WP1 : Foundations of thermodynamic driving: Theory

WP1 will address the fundamental challenges of phoresis. We will investigate the microscopic origin of thermodynamic driving and develop flexible molecular and mesoscale computational methods for the simulation of thermodynamic driving. We will use these concepts and computational tools to understand and analyse the systems and practical applications of the other WPs. Our bottom-up approach provides a systematic way to go beyond the state-of-theart macroscopic descriptions of phoresis to capture the effects of the molecular nature of solvent and solute, solute size, solute and surface specificity, solute flexibility, surface wettability and heterogeneity, fluctuations and correlations.

WP2: Foundations of thermodynamic driving: experiments

WP2 will provide fundamental understanding of phoretic transport at the nanoscale, using state-of-the-art (and unique worldwide) toolbox of nanofluidics. The microscopic mechanisms of Electro-/Diffusio-/Thermo- phoretic transport will be investigated within the first nanometres of surfaces, in individual nanotubes made of carbon, boronnitride and combination of both, as well as through 2D molecular sheets (graphene, h-BN). The potential of these new classes of nanomaterials for thermodynamic transport will be assessed. The application of nanoscale thermodynamic driving to fabricate new phoretic functionalities (diodes, transistors…) will be explored and quantified, as well as its application as alternative mechanism for transport and manipulation of binary mixtures and complex flows.

WP3: New ground-breaking avenues for blue energy harvesting and desalination

WP3 aims at harvesting phoretic transport in pre-screened nanomaterials to attain an industrially viable technology for osmotic power conversion, motivated by our recent discovery of the exceptional potential of boron-nitride nanotube in this context [Nature 494 455 (2013)], as well as alternative oxide materials, especially titanium-dioxide, that we have already identified (European Patent Application 15306346.6.).
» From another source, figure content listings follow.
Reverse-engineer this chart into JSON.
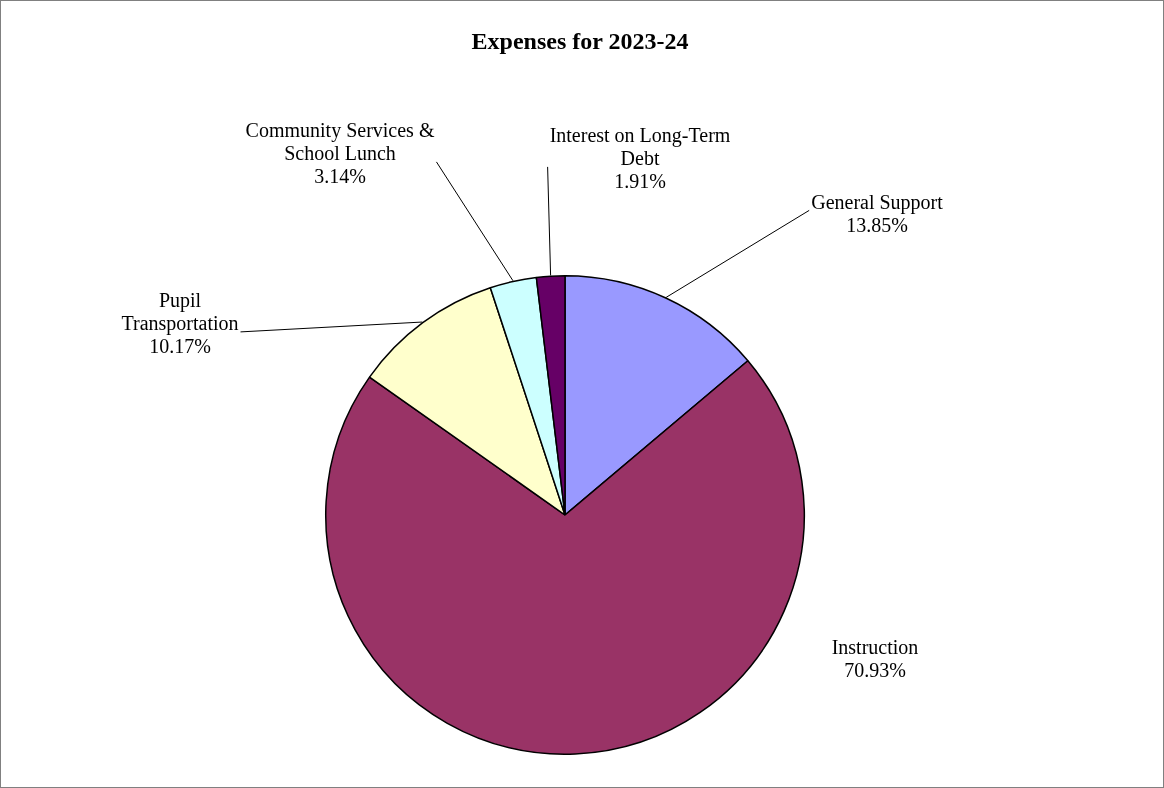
{
  "chart_data": {
    "type": "pie",
    "title": "Expenses for 2023-24",
    "categories": [
      "General Support",
      "Instruction",
      "Pupil Transportation",
      "Community Services & School Lunch",
      "Interest on Long-Term Debt"
    ],
    "values": [
      13.85,
      70.93,
      10.17,
      3.14,
      1.91
    ],
    "value_labels": [
      "13.85%",
      "70.93%",
      "10.17%",
      "3.14%",
      "1.91%"
    ],
    "colors": [
      "#9999ff",
      "#993366",
      "#ffffcc",
      "#ccffff",
      "#660066"
    ],
    "legend": false
  }
}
We target industrially scalable materials with cost competitiveness and suitable membrane proprieties. This WP focuses on bottom-up strategies to build membranes out of promising competitive materials studied at the level of nanopores, characterize their performances with respect to energy conversion and desalination, and address specifically the new physical issues associated to scale-up of nanofluidic transport. The outcome will be used as a feasibility assessment for further up-scaling and industrial transfer. SE will lead the technology transfer based on the pending patents.

WP4: Enhanced sensitivity of biomolecular separation and analysis

This WP will study the use of thermodynamic driving forces to identify, analyse and control the behaviour of proteins and their nanoscale complexes. A particular focus will be on understanding the interplay between size, charge and hydrophobicity on the nanoscale and microscale concentration gradients in diffusiophoresis. This WP will bring together theory and experiment to connect the phoretic mobility to the structure and sequence of proteins. Moreover, we will explore the use of phoretic effects in a new generation of analytical instrument in protein science.